30 Heimatfilme herausgekommen, auch die Gruppe der Kreativen hatte sich inzwischen
wieder formiert. Mit Rudolf Prack, Paul Richter, Attila Hörbiger und Hans Holt
gaben schon früh die seit den 30er Jahren bekannten Heimatfilmhelden ihre Visitenkarte ab, ebenso wie
Maria Andergast, Beppo Brem oder Curd Jürgens, der nach 1945 in die erste Darsteller-Riege
aufsteigen sollte. Auch die Karrieren der damals 20jährigen Sonja Ziemann - vor
1945 in kleineren Nebenrollen besetzt - und den gleichaltrigen Neuentdeckungen Maria Schell und
Waltraut Haas nahmen direkt nach dem Krieg Fahrt auf.

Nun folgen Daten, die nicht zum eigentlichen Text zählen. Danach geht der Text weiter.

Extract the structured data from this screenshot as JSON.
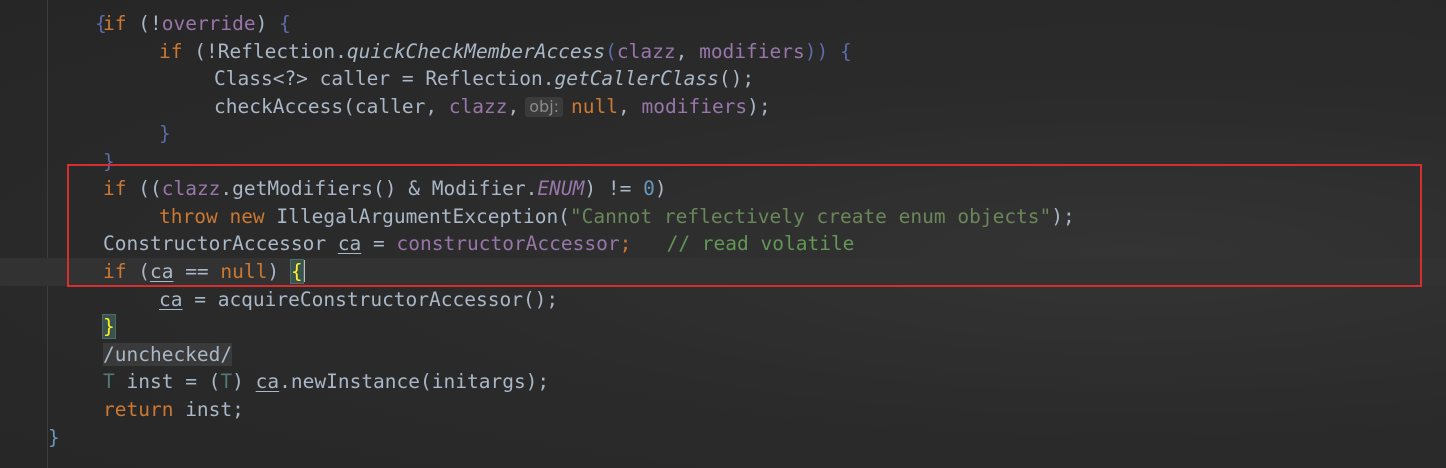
{
  "code": {
    "l1": {
      "kw": "if",
      "p1": " (!",
      "field": "override",
      "p2": ") ",
      "brace": "{"
    },
    "l2": {
      "kw": "if",
      "p1": " (!Reflection.",
      "method": "quickCheckMemberAccess",
      "p2": "(",
      "a1": "clazz",
      "p3": ", ",
      "a2": "modifiers",
      "p4": ")) ",
      "brace": "{"
    },
    "l3": {
      "t1": "Class<?> caller = Reflection.",
      "method": "getCallerClass",
      "t2": "();"
    },
    "l4": {
      "t1": "checkAccess(caller, ",
      "a1": "clazz",
      "t2": ",",
      "hint": "obj:",
      "nul": "null",
      "t3": ", ",
      "a2": "modifiers",
      "t4": ");"
    },
    "l5": {
      "brace": "}"
    },
    "l6": {
      "brace": "}"
    },
    "l7": {
      "kw": "if",
      "t1": " ((",
      "f1": "clazz",
      "t2": ".getModifiers() & Modifier.",
      "en": "ENUM",
      "t3": ") != ",
      "num": "0",
      "t4": ")"
    },
    "l8": {
      "kw1": "throw",
      "kw2": "new",
      "t1": " IllegalArgumentException(",
      "str": "\"Cannot reflectively create enum objects\"",
      "t2": ");"
    },
    "l9": {
      "t1": "ConstructorAccessor ",
      "var": "ca",
      "t2": " = ",
      "fld": "constructorAccessor",
      "t3": ";",
      "cmt": "// read volatile"
    },
    "l10": {
      "kw": "if",
      "t1": " (",
      "var": "ca",
      "t2": " == ",
      "nul": "null",
      "t3": ") ",
      "brace": "{"
    },
    "l11": {
      "var": "ca",
      "t1": " = acquireConstructorAccessor();"
    },
    "l12": {
      "brace": "}"
    },
    "l13": {
      "tag": "/unchecked/"
    },
    "l14": {
      "tp": "T",
      "t1": " inst = (",
      "tp2": "T",
      "t2": ") ",
      "var": "ca",
      "t3": ".newInstance(initargs);"
    },
    "l15": {
      "kw": "return",
      "t1": " inst;"
    },
    "l16": {
      "brace": "}"
    },
    "l0": {
      "brace": "{"
    }
  },
  "colors": {
    "keyword": "#cc7832",
    "field": "#9876aa",
    "string": "#6a8759",
    "comment": "#629755",
    "number": "#6897bb",
    "method_decl": "#ffc66d",
    "default_text": "#a9b7c6",
    "highlight_border": "#d32f2f"
  }
}
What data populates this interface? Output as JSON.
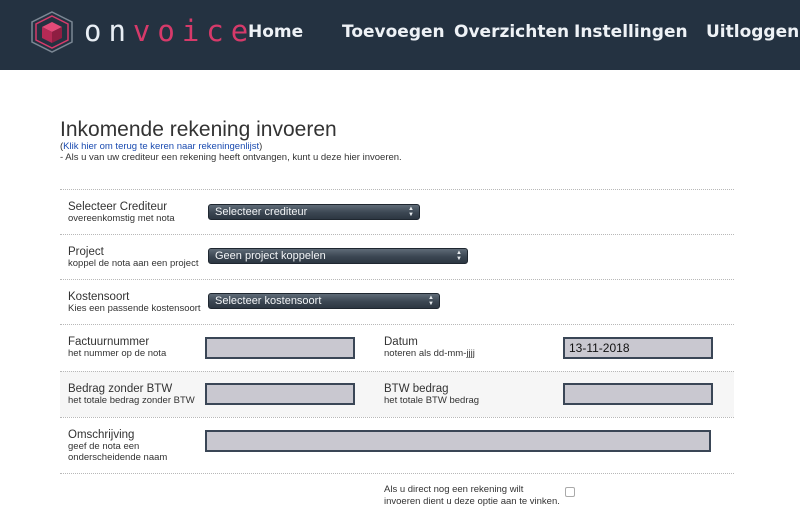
{
  "header": {
    "brand_on": "on",
    "brand_voice": "voice",
    "nav": [
      {
        "label": "Home"
      },
      {
        "label": "Toevoegen"
      },
      {
        "label": "Overzichten"
      },
      {
        "label": "Instellingen"
      },
      {
        "label": "Uitloggen"
      }
    ],
    "logo_icon": "hexagon-cube-logo",
    "colors": {
      "bar": "#243241",
      "accent": "#d63a6a"
    }
  },
  "page": {
    "title": "Inkomende rekening invoeren",
    "back_paren_open": "(",
    "back_link": "Klik hier om terug te keren naar rekeningenlijst",
    "back_paren_close": ")",
    "intro": " - Als u van uw crediteur een rekening heeft ontvangen, kunt u deze hier invoeren."
  },
  "form": {
    "crediteur": {
      "label": "Selecteer Crediteur",
      "hint": "overeenkomstig met nota",
      "value": "Selecteer crediteur"
    },
    "project": {
      "label": "Project",
      "hint": "koppel de nota aan een project",
      "value": "Geen project koppelen"
    },
    "kostensoort": {
      "label": "Kostensoort",
      "hint": "Kies een passende kostensoort",
      "value": "Selecteer kostensoort"
    },
    "factuurnummer": {
      "label": "Factuurnummer",
      "hint": "het nummer op de nota",
      "value": ""
    },
    "datum": {
      "label": "Datum",
      "hint": "noteren als dd-mm-jjjj",
      "value": "13-11-2018"
    },
    "bedrag": {
      "label": "Bedrag zonder BTW",
      "hint": "het totale bedrag zonder BTW",
      "value": ""
    },
    "btw": {
      "label": "BTW bedrag",
      "hint": "het totale BTW bedrag",
      "value": ""
    },
    "omschrijving": {
      "label": "Omschrijving",
      "hint_line1": "geef de nota een",
      "hint_line2": "onderscheidende naam",
      "value": ""
    },
    "direct": {
      "line1": "Als u direct nog een rekening wilt",
      "line2": "invoeren dient u deze optie aan te vinken.",
      "checked": false
    }
  }
}
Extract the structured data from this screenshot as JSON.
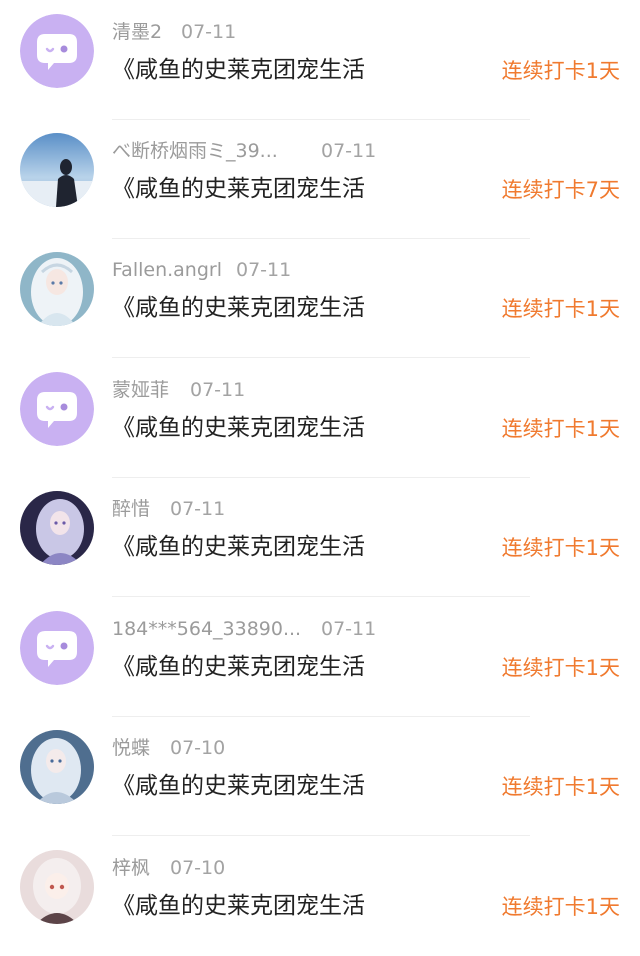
{
  "book_title": "《咸鱼的史莱克团宠生活",
  "accent_color": "#f07a2f",
  "avatar_placeholder_color": "#c9b1f2",
  "entries": [
    {
      "username": "清墨2",
      "date": "07-11",
      "checkin": "连续打卡1天",
      "avatar": "default-chat-icon"
    },
    {
      "username": "べ断桥烟雨ミ_39...",
      "date": "07-11",
      "checkin": "连续打卡7天",
      "avatar": "photo-silhouette-sky"
    },
    {
      "username": "Fallen.angrl",
      "date": "07-11",
      "checkin": "连续打卡1天",
      "avatar": "anime-girl-white-hair"
    },
    {
      "username": "蒙娅菲",
      "date": "07-11",
      "checkin": "连续打卡1天",
      "avatar": "default-chat-icon"
    },
    {
      "username": "醉惜",
      "date": "07-11",
      "checkin": "连续打卡1天",
      "avatar": "anime-girl-purple"
    },
    {
      "username": "184***564_33890...",
      "date": "07-11",
      "checkin": "连续打卡1天",
      "avatar": "default-chat-icon"
    },
    {
      "username": "悦蝶",
      "date": "07-10",
      "checkin": "连续打卡1天",
      "avatar": "anime-girl-blue-white"
    },
    {
      "username": "梓枫",
      "date": "07-10",
      "checkin": "连续打卡1天",
      "avatar": "anime-girl-pink"
    }
  ]
}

In dem heute unbekannten
„Maharadscha wider Willen“ (1950) war Sonja Ziemann erstmals gemeinsam mit
Rudolf Prack auf der Leinwand zu sehen, doch erst der große Erfolg von
„Schwarzwaldmädel“ ließ sie zum Film-Traumpaar werden.
"Das Siegel Gottes" (1948) |
Eine ähnliche Entwicklung lässt sich bei den Regisseuren und
Drehbuchautoren beobachten, die häufig auch als Darsteller in ihren Produktionen
auftraten. Joe Stöckel, seit den frühen 30er Jahren einer der meist beschäftigten
Heimatfilm-Spezialisten, war ab 1949 („Ein Herz schlägt für dich“ mit Rudolf
Prack) wieder voll im Geschäft, ebenso die Drehbuchautoren Alois Johannes Lippl
und Alexander Lix („Das Siegel Gottes“, 1949). Die Genre-erfahrenen Regisseure
Eduard von Bosordy („Angela“, 1949), Gustav Ucicky („Der Seelenbräu“, 1950) und
Hubert Marischka („Ein Mann gehört ins Haus“, 1948) machten dort weiter, wo sie
Ende des Kriegs aufgehört hatten, und Luis Trenker entwickelte in Italien seinen ersten Nachkriegsfilm „Duell in den Bergen“ (1950) mit der späteren Heimatfilm-Ikone Marianne Hold in ihrer ersten großen Rolle. Nur für den renommierten „Münchhausen“ (1943) –
Regisseur Josef von Baky bedeutete das Genre Neuland („Das Tor zum
Paradies“, 1949). Mit Harald Reinl („Bergkristall“, 1949) und Franz Antel
(„Kleiner Schwindel am Wolfgangsee“, 1949) stießen in dieser Phase auch zwei
junge Regisseur neu hinzu, die das Genre in den 50er Jahren maßgeblich mit
prägen sollten.
4.2. Die Ursache des Erfolgs von „Schwarzwaldmädel" – Aktion oder
Reaktion?
Sonja Ziemann in "Schwarzwaldmädel" (1950) |
Verglichen damit waren Regisseur Hans Deppe und Autor Bobby
E.Lüthge spät an der Reihe, als sie ihre Arbeit im Heimatfilm-Genre mit den
Dreharbeiten zu „Schwarzwaldmädel“ wieder aufnahmen, aber das ließe
übersehen, dass sie seit 1949 viel beschäftigt einen Film nach dem anderen
gedreht hatten, darunter gemeinsam die Komödie „Eine Nacht im Separee“ (1950),
ebenfalls mit Sonja Ziemann in einer Hauptrolle. Nimmt man die
erste Ludwig Ganghofer-Verfilmung nach dem Krieg hinzu - „Der Geigenmacher von
Mittenwald“, zu dem Peter Ostermayr das Drehbuch schrieb - und den ebenfalls parallel zu "Schwarzwaldmädel" entstandenen „Der
Wallnerbub“, Alfred Stögers dritter Heimatfilm seit 1948, wird offensichtlich, wie engmaschig und
produktiv die Branche 1950 schon arbeitete. Bis März 1951 kamen acht weitere Heimatfilme dazu,
darunter auch „Grenzstation 58“ mit den Vorkriegs-Stars Hansi Knoteck und Sepp
Rist in den Hauptrollen. Jeder dieser Filme war schon vor dem überragenden
Erfolg von „Schwarzwaldmädel“ konzipiert worden.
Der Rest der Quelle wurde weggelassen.